O comportamento de um vírus pode ser diferente em locais distintos em virtude e fatores demográficos e climáticos.
Estudo brasileiro dá pistas sobre a ação do Sars-CoV-2 no cérebro e os danos neurológicos causados pela Covid-19.| Foto: Bigstock

Um grupo de cientistas brasileiros da Universidade Federal do Rio de Janeiro (UFRJ), da Fundação Oswaldo Cruz (Fiocruz) e do Instituto D’Or de Pesquisa descreveu pela primeira vez como o Sars-CoV-2 invade as células neuronais e provoca danos ao cérebro. Os cientistas constataram que, embora o vírus não se replique dentro dos neurônios, ele provoca uma resposta inflamatória sistêmica que leva a danos nas células neuronais. A descoberta, feita em laboratório, será crucial para a compreensão das sequelas neurológicas e psiquiátricas da Covid-19.

Inicialmente, a doença foi descrita como uma infecção do trato respiratório. No entanto, já se sabe que o vírus afeta vários outros órgãos, como os rins, o fígado, os vasos sanguíneos, o coração e o cérebro. Pelo menos a metade dos pacientes apresenta sintomas neurológicos, como confusão mental, anosmia (perda de olfato), delírio e risco aumentado de AVC. O novo trabalho foi submetido na forma de pré-print à Stem Cell Research, uma das revistas científicas mais importantes do mundo.

Em setembro, o mesmo grupo havia constatado pela primeira vez a presença do Sars-CoV-2 dentro do cérebro. A equipe teve acesso aos resultados de uma necropsia feita em uma criança de 1 ano e 2 meses morta por Covid-19. Os cientistas conseguiram constatar a destruição dos tecidos cerebrais, mas, em testes in vitro, não conseguiram identificar a replicação do vírus dentro das células cerebrais.

Desta vez, voltou-se a testar o processo com a ajuda de neuroesferas humanas (microcérebros mais simplificados, feitos com células-tronco) em laboratório.
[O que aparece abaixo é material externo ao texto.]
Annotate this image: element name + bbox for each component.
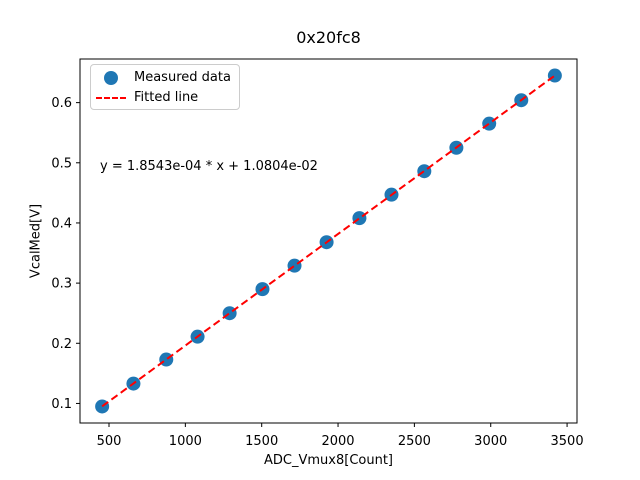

Eles conseguiram constatar que o vírus entra nos organoides, mas, de fato, não se replica dentro das células. “Comprovamos, por exemplo, também em laboratório, que o vírus se replica em células cardíacas, mas não nas células neurais, mesmo quando submetidas a uma grande quantidade de Sars-CoV-2”, explicou a neurocientista Marília Zaluar Guimarães, da UFRJ e do Instituto D’Or, uma das autoras do trabalho. “Mas mesmo não mobilizando a maquinaria celular para criar outros vírus, ele provoca um estrago nas células, por meio da produção e liberação de citoquinas”, acrescentou.

Pesquisa ajudará a compreender sequelas neurológicas da Covid-19

A inflamação, segundo o novo estudo, enfraquece o sistema imunológico e causa danos neurológicos e psiquiátricos. “Essa descoberta é condizente com a hipótese atualmente mais aceita de que a maioria dos danos neurais causados pela Covid-19 está relacionada a uma inflamação sistêmica que leva a danos indiretos no sistema nervoso central”, conclui o trabalho. “Essa ‘tempestade de citoquinas’, característica da Covid severa, tem um grande impacto no funcionamento cerebral”, explica a pesquisadora. “Ela prejudica a memória, a manutenção das atividades neurais, as sinapses, entre muitas outras.”

Para a neurocientista, a descoberta será crucial para entender as sequelas neurológicas e psiquiátricas deixadas em pacientes de Covid. “Acho que esse estudo pode ser uma semente para entender os processos das sequelas que, infelizmente, começaremos a ver cada vez mais”, concluiu. Projeções feitas pelos serviços de saúde e pelo Hospital das Clínicas de São Paulo, no fim do ano, indicavam sequelas em mais de 40% dos infectados pelo vírus.